Check if the IO is full.

| username: zhimadi | Original post link

46%-99%

| username: redgame | Original post link

The scaling down operation caused an uneven distribution of the load on other nodes, resulting in a performance decline.

| username: h5n1 | Original post link

  1. During the scaling down process, region transfers consume a significant amount of system resources.
  2. Leader switches can cause the region cache information to become outdated. Accessing the offline TiKV using outdated information leads to backoff retries. You can check the backoff-related time in the slow SQL logs.
| username: tidb菜鸟一只 | Original post link

It is recommended to scale up or down one node at a time, and wait for the regions to balance before proceeding to the next node. During business hours, you can set the store limit very low and extend the time period. Otherwise, region scheduling will consume a lot of I/O, and frequent leader switching will cause a large number of backoffs, affecting online business.

| username: zhanggame1 | Original post link

The suspected reason is that during the scale-down, the leader distribution was uneven, with too many leaders on tikv-01. This can be observed through the leader distribution in the PD monitoring on Grafana at that time.

You might consider enabling the follower read feature to alleviate the issue of leaders being concentrated on a single TiKV.

| username: Jellybean | Original post link

Expanding the cluster in a production environment is fine, but for scaling down, try to do it during off-peak periods or lower the number of scheduled regions and leaders. Otherwise, the phenomenon of cluster resources being squeezed, as described by the original poster, is likely to occur.

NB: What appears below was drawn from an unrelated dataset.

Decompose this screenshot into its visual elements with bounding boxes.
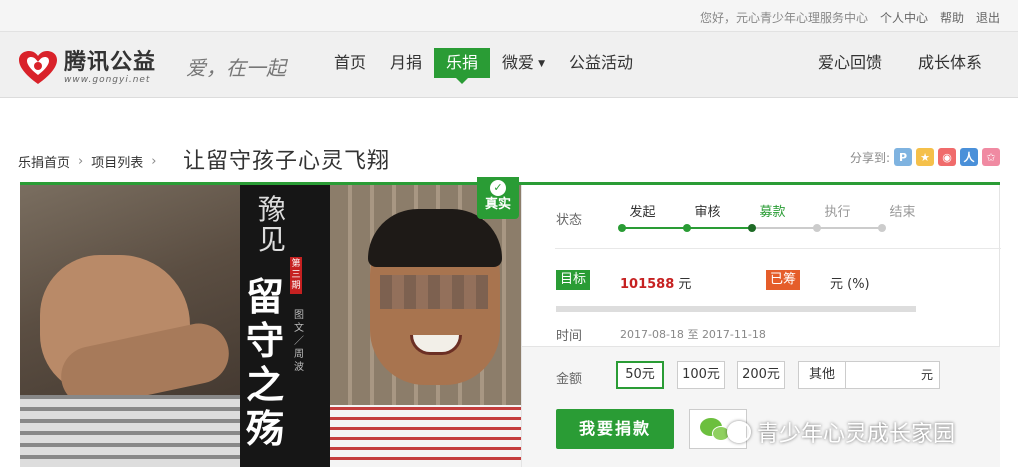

| username: wakaka | Original post link

IO utilization was previously between 50% and 80%. The large amount of IO caused by scaling down led to one node consistently being at 80% to 100%, resulting in a significant slowdown of many SQL queries and ultimately causing a severe issue.

| username: zhimadi | Original post link

However, it took more than 24 hours to scale down one TiKV, and there were no issues. The performance problems only appeared a day later.

| username: zhimadi | Original post link

Could it be related to the two TiKV nodes that were initially created with the cluster?

| username: zhimadi | Original post link

It was operated node by node. The performance issue only appeared more than 24 hours after the first TiKV scale-down.

| username: zhimadi | Original post link

It is under the condition that follower-read has already been enabled.

| username: zhimadi | Original post link

Is it manually executing the scheduler add evict-leader-scheduler adjustment?

| username: zhimadi | Original post link

Is there a solution?

| username: tidb菜鸟一只 | Original post link

You have the equivalent of 6 TiKV nodes. First, you upgraded the memory and CPU of 4 TiKV nodes by restarting them. After the restart was completed, you did not check whether the leaders were balanced, and then you took one of the two non-upgraded TiKV nodes offline. After 24 hours, performance issues began to appear.

So, you need to check the leader distribution at that time and whether there was any hotspot information.

| username: zhimadi | Original post link

Yes, the steps are like this. At that time, I didn’t check the leader. In this case, should I wait for a while before taking it offline? Or can I intervene manually? What command should I use?

| username: tidb菜鸟一只 | Original post link

After scaling out, you can first check the leader distribution monitoring page in Grafana. Generally, if all nodes have consistent resources, the number of leaders will also be roughly the same. In your case, where some configurations have been scaled out, there should be more leaders. You should then take offline the nodes with fewer leaders among the lower configuration nodes. Before taking them offline, you can use pdctl to execute scheduler add evict-leader-scheduler store_id to evict the leaders from the TiKV that you want to take offline.